Il n’est pas simple de se repérer dans le marais des statuts de l’Education nationale. Une partie de ces enseignants est affectée à des fonctions administratives, dans les rectorats ou dans d’autres ministères - à la Santé ou la Justice par exemple. Le rapport de la Cour des comptes parlait de 3 100 équivalents temps plein (ETP), un emploi comptant pour dix-huit heures d’enseignement hebdomadaire pour un certifié. D’autres ont des décharges syndicales (1 400 ETP) ou des décharges statutaires (9 500 ETP), trois heures par semaine par exemple pour le prof d’éducation physique qui anime l’association sportive de son établissement. Gilles de Robien, le prédécesseur de Xavier Darcos, avait voulu les supprimer. Mais devant le tollé, Darcos a fait marche arrière.

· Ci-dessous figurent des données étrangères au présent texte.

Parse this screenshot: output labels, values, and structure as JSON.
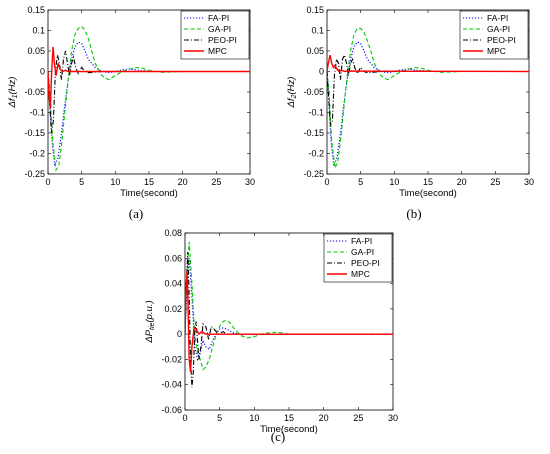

Des enseignants (900) sont aussi « mis à disposition » d’associations, notamment périéducatives comme la Ligue de l’enseignement, la Jeunesse en plein air (JPA), etc. Il y a aussi les « surnombres disciplinaires » (1 900), ces enseignants dont la matière attire de moins en moins d’élèves. Enfin, la Cour des comptes citait les 10 000 ETP perdus car le système de remplacement ne tourne qu’à 80 %. Un chiffre repris par le ministre.

Combien sont-ils aujourd’hui ?

Personne ne sait. Mais les chiffres ont évolué depuis la mise en place de la LOLF (loi organique relative aux lois de finances) de 2006. Les « mises à disposition » qui pèsent sur le budget de l’Etat sont en nette régression. Estimées aujourd’hui à quelques centaines, elles sont clairement menacées. A la MGEN (Mutuelle générale de l’éducation nationale), on souligne que l’on rembourse à l’Etat les salaires et les charges sociales des 60 administrateurs issus de l’Education nationale. De toute façon, on préfère les « détachements » d’enseignants : ils sont alors rétribués par la structure d’accueil qui reçoit une subvention du ministère. En fait, si on ne touche pas aux décharges statutaires comme Darcos s’y est engagé, on voit mal quelles « marges de manœuvre » lui permettraient de rendre quasiment indolores les 13 500 suppressions de postes. De plus en plus, les enseignants en surnombre, comme ceux d’allemand, sont en effet appelés à faire cours dans une autre matière au collège. Faire tourner à 100 % le système des remplaçants paraît enfin, pour beaucoup, irréaliste.